Bank of Boston, the nation's 13th-largest bank holding company, said Monday that it would write off $200 million in loans to Third World nations as part of a reorganization of its $1-billion loan portfolio to underdeveloped countries.
The company said the move would result in a quarterly loss of between $50 million and $60 million, although the bank said it probably would show a small profit for all of 1987.
Mellon said its addition to reserves would result in a fourth-quarter loss of about $220 million.
Earlier this year, as the financial condition of several Latin American nations worsened, major banks added huge amounts of money to their loan-loss reserves to cover potential bad loans. The first to take the step was Citicorp, which added $3 billion to its reserves.

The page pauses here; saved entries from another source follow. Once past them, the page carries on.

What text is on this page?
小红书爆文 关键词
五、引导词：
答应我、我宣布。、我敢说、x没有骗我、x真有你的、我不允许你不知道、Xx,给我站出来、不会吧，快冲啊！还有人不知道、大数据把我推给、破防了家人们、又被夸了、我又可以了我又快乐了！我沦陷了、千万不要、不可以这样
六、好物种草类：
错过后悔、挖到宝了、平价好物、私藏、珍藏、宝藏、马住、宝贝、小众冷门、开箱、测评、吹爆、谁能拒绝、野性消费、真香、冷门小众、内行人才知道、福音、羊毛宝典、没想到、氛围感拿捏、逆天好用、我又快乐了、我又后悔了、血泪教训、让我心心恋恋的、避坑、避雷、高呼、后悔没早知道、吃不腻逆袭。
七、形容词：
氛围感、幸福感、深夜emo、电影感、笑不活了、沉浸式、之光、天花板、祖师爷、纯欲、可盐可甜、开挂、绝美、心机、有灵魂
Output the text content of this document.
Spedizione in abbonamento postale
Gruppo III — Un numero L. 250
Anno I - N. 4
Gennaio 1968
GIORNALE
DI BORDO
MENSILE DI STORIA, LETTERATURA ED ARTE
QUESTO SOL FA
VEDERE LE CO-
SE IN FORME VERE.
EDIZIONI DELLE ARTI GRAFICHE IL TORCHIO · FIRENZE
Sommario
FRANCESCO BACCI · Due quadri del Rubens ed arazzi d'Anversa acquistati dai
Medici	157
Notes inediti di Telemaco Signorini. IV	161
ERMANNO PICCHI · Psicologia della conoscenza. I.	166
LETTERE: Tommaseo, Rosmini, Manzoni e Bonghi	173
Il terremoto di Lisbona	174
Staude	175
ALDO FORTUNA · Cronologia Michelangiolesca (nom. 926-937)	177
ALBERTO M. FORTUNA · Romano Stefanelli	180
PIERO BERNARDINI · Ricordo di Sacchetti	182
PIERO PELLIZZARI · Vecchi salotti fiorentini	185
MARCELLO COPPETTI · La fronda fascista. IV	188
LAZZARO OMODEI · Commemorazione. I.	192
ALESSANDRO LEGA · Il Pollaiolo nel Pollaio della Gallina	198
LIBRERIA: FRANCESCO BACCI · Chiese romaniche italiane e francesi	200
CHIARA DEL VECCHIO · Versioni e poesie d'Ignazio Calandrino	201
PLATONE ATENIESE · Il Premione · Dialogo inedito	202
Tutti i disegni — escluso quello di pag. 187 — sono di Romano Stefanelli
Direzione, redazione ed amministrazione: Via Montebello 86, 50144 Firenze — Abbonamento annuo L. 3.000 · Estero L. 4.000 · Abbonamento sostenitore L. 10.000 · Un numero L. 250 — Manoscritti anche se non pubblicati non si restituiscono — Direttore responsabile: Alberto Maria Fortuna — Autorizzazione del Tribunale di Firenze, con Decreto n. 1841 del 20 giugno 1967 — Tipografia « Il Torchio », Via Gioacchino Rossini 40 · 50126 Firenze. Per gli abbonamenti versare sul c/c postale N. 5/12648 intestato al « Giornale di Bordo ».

But Tuesday, the nation's largest bank company indicated that it had no plans to write off any loans, which is a more drastic step.
"Bank of Boston made a judgmental call on the basis of its own market position and situation," said Bill Koplowitz, a Citicorp spokesman. "We don't regard it as a precedent for ourselves."
At No. 2 Chase Manhattan, which increased its reserves by $1.6 billion during the spring, spokesman Fraser Seitel said Bank of Boston's move "hasn't caused us to alter (our) plans."
Officials at other major banks, including Manufacturers Hanover Trust and BankAmerica Corp., declined to comment.
Wall Street analysts said they did not expect writeoffs by the nation's largest banks.
"I don't think that Bank of Boston is a trend-setter, particularly for the money center banks" such as Citicorp, Chase Manhattan and BankAmerica, said Cheryl Swaim, an analyst with Oppenheimer & Co.
However, she said, "the medium-size regionals might decide to do what they (Bank of Boston) have done."
Asked about Bank of Boston, Cliff Griep, an analyst with Standard & Poor's Corp., said: "Their action reflected, I think, what they perceived as a deteriorating situation (among Third World countries), but they had the financial strength to add to reserves."